Where to set up Disaster Recovery Centers to best serve the affected population and minimize costs?
Maps of Chicago-area flooding (left), Colorado flooding (center), and Champaign-area tornadoes (right), showing affected counties (red disaster symbols), actual DRCs (blue pins), the DRCs placed by the jurisdiction model (orange squares), and the DRCs placed by the travel time model (green stars).
Disaster response is a challenging environment for data-driven decision support, because of its rarity, uniqueness, and high stakes. A study conducted by Professor Erica Gralla and colleagues from MIT and FEMA: 1) develops and demonstrates practical decision support approaches for an important problem faced by the U.S. Federal Emergency Management Agency (FEMA), 2) identifies challenges and successes during their partial implementation, and 3) explores how such approaches can encourage the adoption of data-driven decision-making in crisis situations. Specifically, this article develops approaches for locating and staffing temporary Disaster Recovery Centers (DRCs), which provide in-person service to disaster-affected communities. Working with FEMA, Professor Gralla’s team developed two models that aim to improve service to survivors and minimize costs. One model fits easily into FEMA’s current decision-making process, while the other further improves service by challenging some extant assumptions. By testing the models using data from three past disasters, Professor Gralla’s team found that this decision support can result in cost savings of 75% on average by eliminating unnecessary DRCs and over-staffing and, at the same time, maintain or reduce the maximum travel time required for the disaster-affected population to access DRCs. Aspects of the models have already been used during disaster operations. FEMA’s experience highlights the potential for data- and model-driven analyses to improve resource allocation and demonstrates an approach to improve organizational decisions by developing models that either align with or challenge the decision-making culture. This work is published in Decision Sciences Journal and won the journal’s 2020 Best Paper Award.

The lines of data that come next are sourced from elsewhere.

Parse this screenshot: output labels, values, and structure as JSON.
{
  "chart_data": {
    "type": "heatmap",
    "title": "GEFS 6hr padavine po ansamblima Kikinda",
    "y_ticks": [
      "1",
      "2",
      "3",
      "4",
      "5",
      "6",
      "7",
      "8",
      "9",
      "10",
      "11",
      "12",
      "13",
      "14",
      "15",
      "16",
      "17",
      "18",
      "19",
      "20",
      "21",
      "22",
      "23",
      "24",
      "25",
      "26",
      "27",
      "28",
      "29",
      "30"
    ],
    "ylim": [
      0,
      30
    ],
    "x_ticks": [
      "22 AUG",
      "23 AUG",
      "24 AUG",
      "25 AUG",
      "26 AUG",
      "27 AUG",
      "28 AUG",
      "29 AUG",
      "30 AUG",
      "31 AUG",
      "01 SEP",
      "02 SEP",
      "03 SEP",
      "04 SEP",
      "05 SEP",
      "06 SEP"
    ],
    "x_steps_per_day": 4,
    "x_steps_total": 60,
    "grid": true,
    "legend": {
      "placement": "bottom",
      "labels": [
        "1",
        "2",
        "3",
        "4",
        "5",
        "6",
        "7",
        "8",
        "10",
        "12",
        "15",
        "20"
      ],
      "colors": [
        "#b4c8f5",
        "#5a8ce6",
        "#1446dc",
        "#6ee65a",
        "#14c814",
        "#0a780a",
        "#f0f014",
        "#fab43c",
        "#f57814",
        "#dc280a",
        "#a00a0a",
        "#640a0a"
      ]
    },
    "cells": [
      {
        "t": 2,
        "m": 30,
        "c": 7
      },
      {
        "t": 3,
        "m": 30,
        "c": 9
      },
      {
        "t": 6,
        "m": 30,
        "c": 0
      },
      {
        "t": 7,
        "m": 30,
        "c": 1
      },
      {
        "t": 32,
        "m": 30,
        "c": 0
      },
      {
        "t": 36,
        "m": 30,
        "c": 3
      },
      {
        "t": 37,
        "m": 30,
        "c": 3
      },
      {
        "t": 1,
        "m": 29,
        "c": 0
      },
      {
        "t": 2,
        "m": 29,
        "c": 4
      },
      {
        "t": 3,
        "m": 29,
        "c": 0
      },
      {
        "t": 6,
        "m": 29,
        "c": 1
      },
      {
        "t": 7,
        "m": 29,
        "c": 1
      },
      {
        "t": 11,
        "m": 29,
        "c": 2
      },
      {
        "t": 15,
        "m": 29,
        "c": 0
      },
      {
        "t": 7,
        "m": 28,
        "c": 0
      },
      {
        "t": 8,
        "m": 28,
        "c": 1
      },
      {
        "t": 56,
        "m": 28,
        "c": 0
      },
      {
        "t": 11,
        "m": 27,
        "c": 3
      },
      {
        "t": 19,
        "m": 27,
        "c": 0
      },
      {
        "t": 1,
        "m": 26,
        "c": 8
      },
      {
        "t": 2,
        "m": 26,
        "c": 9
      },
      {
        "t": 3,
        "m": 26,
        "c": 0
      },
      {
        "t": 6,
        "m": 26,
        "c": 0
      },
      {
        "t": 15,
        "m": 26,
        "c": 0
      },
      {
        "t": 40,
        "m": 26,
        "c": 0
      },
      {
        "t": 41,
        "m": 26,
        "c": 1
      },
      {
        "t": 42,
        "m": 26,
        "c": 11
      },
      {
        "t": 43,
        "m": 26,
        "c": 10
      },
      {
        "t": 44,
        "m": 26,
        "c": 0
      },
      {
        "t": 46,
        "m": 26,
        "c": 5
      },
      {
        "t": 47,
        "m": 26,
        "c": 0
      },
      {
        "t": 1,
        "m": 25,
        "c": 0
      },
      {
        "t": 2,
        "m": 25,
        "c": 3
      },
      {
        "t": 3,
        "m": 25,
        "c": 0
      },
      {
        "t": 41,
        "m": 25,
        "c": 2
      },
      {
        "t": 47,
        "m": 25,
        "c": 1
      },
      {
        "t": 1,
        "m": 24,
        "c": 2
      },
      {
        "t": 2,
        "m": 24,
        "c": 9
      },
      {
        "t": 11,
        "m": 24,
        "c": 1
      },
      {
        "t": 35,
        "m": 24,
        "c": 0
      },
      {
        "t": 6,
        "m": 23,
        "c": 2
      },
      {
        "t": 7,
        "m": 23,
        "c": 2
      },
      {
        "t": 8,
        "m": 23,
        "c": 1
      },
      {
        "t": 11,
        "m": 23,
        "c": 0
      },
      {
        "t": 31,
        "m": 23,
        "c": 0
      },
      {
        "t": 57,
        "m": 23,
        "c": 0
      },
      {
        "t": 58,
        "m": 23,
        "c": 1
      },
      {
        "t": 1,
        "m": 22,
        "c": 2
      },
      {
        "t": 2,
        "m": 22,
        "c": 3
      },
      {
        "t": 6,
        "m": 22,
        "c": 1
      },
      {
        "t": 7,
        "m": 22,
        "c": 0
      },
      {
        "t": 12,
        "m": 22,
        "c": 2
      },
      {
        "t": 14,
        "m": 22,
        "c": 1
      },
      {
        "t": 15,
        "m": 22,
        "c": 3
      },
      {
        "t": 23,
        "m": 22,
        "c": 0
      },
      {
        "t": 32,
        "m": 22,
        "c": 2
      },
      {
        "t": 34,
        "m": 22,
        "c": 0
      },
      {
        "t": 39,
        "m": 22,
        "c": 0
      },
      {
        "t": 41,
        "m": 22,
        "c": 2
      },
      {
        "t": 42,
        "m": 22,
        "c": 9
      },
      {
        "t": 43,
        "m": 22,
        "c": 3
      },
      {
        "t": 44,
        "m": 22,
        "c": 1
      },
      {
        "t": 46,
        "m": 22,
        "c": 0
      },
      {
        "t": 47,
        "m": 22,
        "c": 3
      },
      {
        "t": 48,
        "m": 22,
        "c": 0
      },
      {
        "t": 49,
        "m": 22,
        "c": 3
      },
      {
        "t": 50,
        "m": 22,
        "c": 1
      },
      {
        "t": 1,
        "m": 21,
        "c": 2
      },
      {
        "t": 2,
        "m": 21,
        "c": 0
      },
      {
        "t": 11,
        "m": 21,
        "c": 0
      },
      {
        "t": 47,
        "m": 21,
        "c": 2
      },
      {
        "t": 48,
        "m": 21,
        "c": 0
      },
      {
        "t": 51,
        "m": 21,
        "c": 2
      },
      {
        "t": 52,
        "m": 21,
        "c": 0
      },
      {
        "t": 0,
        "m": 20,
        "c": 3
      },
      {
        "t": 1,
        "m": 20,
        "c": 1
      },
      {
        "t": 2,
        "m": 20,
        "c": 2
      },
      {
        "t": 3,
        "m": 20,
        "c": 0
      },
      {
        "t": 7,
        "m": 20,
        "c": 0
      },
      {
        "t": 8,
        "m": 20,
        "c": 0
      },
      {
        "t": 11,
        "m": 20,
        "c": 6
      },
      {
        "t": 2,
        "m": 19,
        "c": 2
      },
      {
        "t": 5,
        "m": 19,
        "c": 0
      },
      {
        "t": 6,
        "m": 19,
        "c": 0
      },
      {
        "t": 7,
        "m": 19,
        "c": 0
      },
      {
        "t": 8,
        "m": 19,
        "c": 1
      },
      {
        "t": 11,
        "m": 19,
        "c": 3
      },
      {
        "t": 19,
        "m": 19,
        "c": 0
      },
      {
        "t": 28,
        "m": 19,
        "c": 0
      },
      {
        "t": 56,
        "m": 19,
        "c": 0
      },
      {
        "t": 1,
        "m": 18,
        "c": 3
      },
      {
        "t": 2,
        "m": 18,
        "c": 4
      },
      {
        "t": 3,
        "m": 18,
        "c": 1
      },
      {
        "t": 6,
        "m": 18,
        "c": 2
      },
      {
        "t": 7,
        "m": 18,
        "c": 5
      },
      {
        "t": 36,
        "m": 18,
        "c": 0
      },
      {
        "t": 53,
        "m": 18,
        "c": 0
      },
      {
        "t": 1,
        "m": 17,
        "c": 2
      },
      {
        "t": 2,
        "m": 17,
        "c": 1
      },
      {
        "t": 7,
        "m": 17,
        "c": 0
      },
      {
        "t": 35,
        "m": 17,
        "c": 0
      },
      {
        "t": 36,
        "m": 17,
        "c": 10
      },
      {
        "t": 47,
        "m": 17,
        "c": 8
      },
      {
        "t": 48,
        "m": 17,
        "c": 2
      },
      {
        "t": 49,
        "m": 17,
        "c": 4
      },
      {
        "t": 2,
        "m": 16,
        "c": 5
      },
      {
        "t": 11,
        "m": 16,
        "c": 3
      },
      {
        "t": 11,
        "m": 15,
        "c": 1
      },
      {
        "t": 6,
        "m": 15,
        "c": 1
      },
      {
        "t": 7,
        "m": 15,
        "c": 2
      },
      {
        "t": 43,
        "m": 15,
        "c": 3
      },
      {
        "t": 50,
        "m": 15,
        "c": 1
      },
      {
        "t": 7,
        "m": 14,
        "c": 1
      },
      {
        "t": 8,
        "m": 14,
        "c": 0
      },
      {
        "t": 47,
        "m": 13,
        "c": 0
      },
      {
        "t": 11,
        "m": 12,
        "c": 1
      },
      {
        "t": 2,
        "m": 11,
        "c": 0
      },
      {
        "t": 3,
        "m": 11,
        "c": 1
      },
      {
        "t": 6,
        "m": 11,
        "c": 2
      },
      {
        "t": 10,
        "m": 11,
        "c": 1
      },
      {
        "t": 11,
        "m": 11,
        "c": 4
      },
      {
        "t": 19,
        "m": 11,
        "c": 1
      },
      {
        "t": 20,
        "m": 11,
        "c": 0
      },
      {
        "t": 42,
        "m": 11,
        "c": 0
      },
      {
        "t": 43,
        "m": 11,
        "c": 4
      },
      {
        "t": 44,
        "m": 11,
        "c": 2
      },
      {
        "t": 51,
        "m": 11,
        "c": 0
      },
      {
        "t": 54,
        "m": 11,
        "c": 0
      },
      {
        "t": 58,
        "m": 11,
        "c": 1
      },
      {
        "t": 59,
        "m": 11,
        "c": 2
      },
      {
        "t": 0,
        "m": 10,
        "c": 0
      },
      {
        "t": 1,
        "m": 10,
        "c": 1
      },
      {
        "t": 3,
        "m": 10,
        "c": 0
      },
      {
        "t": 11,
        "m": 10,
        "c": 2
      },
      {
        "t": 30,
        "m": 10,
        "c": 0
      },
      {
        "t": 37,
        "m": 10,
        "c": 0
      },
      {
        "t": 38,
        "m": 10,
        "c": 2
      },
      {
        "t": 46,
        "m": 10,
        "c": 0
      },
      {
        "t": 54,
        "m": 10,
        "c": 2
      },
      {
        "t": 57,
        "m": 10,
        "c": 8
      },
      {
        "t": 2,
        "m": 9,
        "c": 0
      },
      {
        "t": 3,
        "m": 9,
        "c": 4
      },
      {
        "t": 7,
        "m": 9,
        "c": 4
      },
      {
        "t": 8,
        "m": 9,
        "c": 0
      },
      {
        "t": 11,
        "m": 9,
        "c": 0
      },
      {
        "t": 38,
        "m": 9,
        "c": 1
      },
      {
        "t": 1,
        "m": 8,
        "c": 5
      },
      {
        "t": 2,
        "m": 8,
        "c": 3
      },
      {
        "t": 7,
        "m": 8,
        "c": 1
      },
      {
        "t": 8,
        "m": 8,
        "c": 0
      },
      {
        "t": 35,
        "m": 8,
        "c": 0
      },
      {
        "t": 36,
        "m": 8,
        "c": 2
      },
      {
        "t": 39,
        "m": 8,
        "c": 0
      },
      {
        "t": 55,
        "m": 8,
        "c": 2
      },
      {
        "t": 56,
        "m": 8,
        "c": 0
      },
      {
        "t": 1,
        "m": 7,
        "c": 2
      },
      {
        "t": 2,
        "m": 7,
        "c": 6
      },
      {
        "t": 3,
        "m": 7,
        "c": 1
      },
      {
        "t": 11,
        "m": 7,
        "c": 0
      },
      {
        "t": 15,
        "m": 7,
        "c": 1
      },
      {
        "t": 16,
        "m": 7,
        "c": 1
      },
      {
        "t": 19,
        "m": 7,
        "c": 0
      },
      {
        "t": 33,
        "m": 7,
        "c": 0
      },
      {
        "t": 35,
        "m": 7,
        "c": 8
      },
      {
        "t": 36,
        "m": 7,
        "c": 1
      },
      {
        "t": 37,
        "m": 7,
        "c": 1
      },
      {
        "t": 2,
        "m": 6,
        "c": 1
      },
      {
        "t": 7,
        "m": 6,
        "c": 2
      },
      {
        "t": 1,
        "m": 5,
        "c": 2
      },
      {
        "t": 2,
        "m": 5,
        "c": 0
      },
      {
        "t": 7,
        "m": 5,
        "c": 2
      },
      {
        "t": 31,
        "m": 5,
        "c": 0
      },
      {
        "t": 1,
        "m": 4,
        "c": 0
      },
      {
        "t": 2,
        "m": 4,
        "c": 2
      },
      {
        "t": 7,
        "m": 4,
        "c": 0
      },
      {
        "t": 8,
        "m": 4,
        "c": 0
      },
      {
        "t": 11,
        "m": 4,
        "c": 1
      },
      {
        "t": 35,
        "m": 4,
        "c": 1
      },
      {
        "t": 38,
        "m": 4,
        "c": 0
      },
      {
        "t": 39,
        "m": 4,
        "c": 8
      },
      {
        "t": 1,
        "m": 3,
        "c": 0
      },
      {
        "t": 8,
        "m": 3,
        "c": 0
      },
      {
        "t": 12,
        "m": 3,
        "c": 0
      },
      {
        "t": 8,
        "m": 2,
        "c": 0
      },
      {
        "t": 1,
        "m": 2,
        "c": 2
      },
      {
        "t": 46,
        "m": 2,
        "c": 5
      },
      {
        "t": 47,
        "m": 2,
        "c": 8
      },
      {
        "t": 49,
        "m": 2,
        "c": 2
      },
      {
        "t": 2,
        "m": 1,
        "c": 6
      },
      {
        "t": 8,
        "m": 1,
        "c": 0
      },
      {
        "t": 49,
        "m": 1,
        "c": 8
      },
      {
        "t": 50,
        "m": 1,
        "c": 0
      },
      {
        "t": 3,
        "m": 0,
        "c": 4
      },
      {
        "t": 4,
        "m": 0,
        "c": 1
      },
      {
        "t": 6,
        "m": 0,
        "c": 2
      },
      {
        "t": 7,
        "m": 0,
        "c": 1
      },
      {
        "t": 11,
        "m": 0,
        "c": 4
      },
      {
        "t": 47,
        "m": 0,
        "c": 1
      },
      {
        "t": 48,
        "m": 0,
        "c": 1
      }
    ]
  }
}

Who in the “crowd” can solve my complex robotic design problem?
Freelancer.com landing page for the NASA Robotic Arm Challenge field experiment
Firms are increasingly using prize competitions—which involve broadcasting a problem to the “crowd” and awarding a pre-specified prize to the solver with the best solution—as a source of innovation. Yet, despite a history of famous success stories (e.g., the Netflix Prize) that hint at the enormous promise of the approach, there remains skepticism among engineering practitioners as to whether these “open” methods can be applied effectively to solve complex system design problems. At the heart of the issue is whether the “crowd”—and specifically the individual solvers therein—possess the capability to contribute high quality, feasible solutions, often enough, to make prizes a viable source of innovation. Additionally, managers lack guidance for when, and for what types of problems, those tools are most effective. Research and the associated field experiment, conducted by Professor Zoe Szajnfarber and a team of SzajnLab graduate students, add important evidence and insights to that discussion. In the past, prizes have typically been framed as a means to identify a single best solution, and systems engineers and managers have rightly been skeptical of whether the (assumed novice) crowd can contribute appropriate solutions to complex problems. By demonstrating that the crowd includes many contributors with within-discipline training, who can provide high-quality engineering analysis, the results open the door for another class of use: as a means to more quickly, cheaply, and completely explore the tradespace of solution alternatives. Rather than viewing prize competitions as one exotic tool in the toolkit, this paper provides a path to consider prizes as a flexible tool that can augment and or complement existing engineering design practices. An overview of these research results can be found in IEEE Transactions on Engineering Management. The students involved in this research included Lihui Zhang, Suparna Mukherjee, Jason Crusan, Anthony Hennig, and Ademir Vrolijk.